His time in the White House, however, was not without its ups and downs. The House of Representatives impeached Clinton on December 19, 1998. The House had impeached him on allegations of perjury to a grand jury by a vote of 228-206, and he was impeached a second time by a vote of 221-212 for obstruction of justice. The impeachment proceedings were sparked by charges that Clinton tried to conceal and cover up his romance with White House intern Monica Lewinsky in an illegal manner. Clinton was eventually acquitted of both counts by the Senate. He is the second US president to be impeached, with Andrew Johnson being the first and Donald Trump being the third.
Bill and Hillary's Post-Presidency Earnings and Philanthropy:
After incurring millions of dollars in legal fees as part of Bill's impeachment defense and sexual assault settlements, they eventually admitted that they had a negative net worth when they left the White House. The Clintons hit the road as soon as they were able to earn as much money as they could.
A book deal for Bill's memoir was one of the first ways the Clintons made money. For the rights to his memoir, Bill received a $15 million advance, shattering the record for the largest book advance ever. After adjusting for inflation, $15 million in 2001 is equivalent to about $21 million now, making it the highest book advance of all time, narrowly edging out the $20 million Barack Obama received in 2017. Bill's autobiography, “My Life,” was published in 2004.

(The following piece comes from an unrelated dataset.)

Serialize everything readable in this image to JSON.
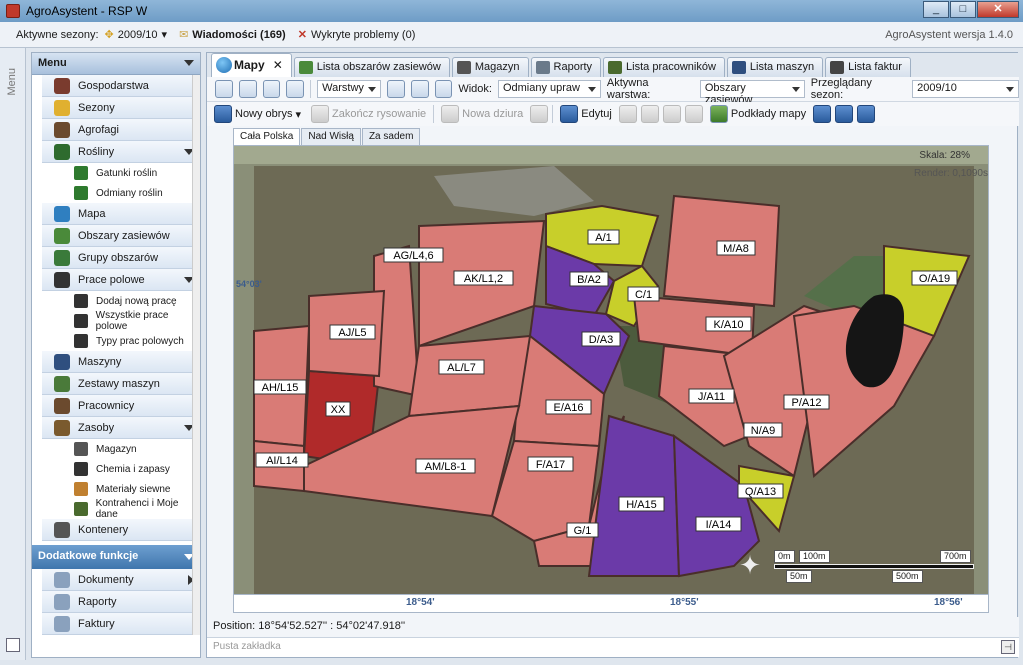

Bill Clinton has been in high demand and well-compensated as a public speaker since leaving the White House in 2001. Clinton receives between $150,000 and $700,000 for each speech she gives. His typical cost is around $200,000. Bill Clinton received $106 million in speaking engagement fees between 2001 and 2013. He earned $17 million in 2012 from 73 speeches given around the world. Many of his revenues came from foreign talks, such as one in Lagos, Nigeria, for which he was paid a record $700,000.
When Hillary's earnings are added together, the pair has made about $280 million in the two decades since leaving the White House in debt.
His humanitarian activity, which he mostly oversees through The Clinton Global Initiative, keeps him in the public glare. Clinton has primarily addressed subjects like HIV/AIDS and global warming. He has also been assigned several diplomatic missions since leaving office, including serving as the United Nations Special Envoy to Haiti in 2009 and collaborating with former President George W. Bush, then in the Obama administration, to coordinate fundraising efforts for Haiti following the devastating earthquake that struck the country in 2010.
He again returned to the campaign trail in 2008 for the presidential race, advocating and campaigning on behalf of his wife Hillary Clinton. In the Democratic presidential primary, she ran against Barack Obama and lost the nomination. Hillary Clinton ran against Republican presidential candidate Donald Trump in the 2016 presidential election, finally losing the race to him.